There’s really no disputing that compression, caching, security, and redirects should be done as closer to the user as possible. The only potentially valid argument I see for not utilizing such services is a financial one. In retail, customers demand fast response times. In some environments, that isn’t the case. If users are apathetic to load time, then the optimal cost-effective solution would likely be one that doesn’t require a CDN at all…it’s all about finding out which solution fits best for your environment.

Someone recently asked me what “application delivery” meant. For those who have read my blogs, you’ll notice many of the topics touch on the subject of application delivery but really don’t offer a simple definition of what it means.  From my perspective, it’s the effort of getting the content from the web server to the client.

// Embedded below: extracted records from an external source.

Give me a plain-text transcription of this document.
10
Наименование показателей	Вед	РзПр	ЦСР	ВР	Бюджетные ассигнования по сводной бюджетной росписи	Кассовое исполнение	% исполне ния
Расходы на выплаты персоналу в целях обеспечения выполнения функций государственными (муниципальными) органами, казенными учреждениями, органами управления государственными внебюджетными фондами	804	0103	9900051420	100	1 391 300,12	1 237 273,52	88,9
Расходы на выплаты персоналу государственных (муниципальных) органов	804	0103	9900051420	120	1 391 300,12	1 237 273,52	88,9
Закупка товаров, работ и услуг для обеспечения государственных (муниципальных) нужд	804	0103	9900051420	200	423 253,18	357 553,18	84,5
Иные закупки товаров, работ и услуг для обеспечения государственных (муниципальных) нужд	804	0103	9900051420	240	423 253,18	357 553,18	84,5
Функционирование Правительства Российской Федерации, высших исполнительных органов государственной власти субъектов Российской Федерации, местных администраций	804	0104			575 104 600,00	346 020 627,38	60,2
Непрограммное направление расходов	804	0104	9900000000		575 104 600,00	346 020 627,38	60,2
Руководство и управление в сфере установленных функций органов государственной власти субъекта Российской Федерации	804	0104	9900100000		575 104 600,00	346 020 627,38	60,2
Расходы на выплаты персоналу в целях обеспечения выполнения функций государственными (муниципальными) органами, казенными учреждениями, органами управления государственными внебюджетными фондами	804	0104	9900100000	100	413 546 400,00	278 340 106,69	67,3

It’s such a simple concept and yet there’s so much involved. An infrastructure must be designed that allows for spreading requests across multiple servers, monitors the availability of those servers to ensure they can service requests, offload tasks from the servers if able to do so efficiently, monitor the performance of transactions, and possibly even optimize delivery speed using WAN acceleration, compression, or caching.

The more requests a site handles, the more magnified each of those components becomes. While our infrastructure is small enough that we don’t notice much of an impact by altering our session dispatch method from “round-robin” to “least amount of traffic” or “fewest connections,” someone like Amazon obviously notices. For Amazon, optimizing their dispatch method can result in them requiring hundreds fewer servers and in turn realizing hundreds of thousands of dollars in cost savings. Add the ability to offload SSL and modifying Layer 7 from a server to an Application Delivery Controller and the savings is even greater, not to mention the increased revenue brought about by the client completing their transactions more quickly.

One thing I have definitely touched on before is how  most companies should have a single person manage their “application delivery design.” The manager of these technologies, which we’ve called the Application Delivery Architect, is a position that should pay for itself in reduced infrastructure costs and increased customer spending. Unfortunately, as companies have become complacent and stuck in their designs, an App Delivery Architect is rarely required because a re-design is often impossible. I’ve noticed most places simply re-design one component of their infrastructure at a time. It’s a very “year-to-year” form of thinking. For instance, if customer demand has caused stability issues, a company might simply add more servers to a farm, rather than looking at how scalable the front-end application is or whether offloading tasks to an ADC might be a more effective solution. When there isn’t anyone tasked and empowered with creating an actual vision for application delivery, a company will likely struggle to reach a truly efficient solution.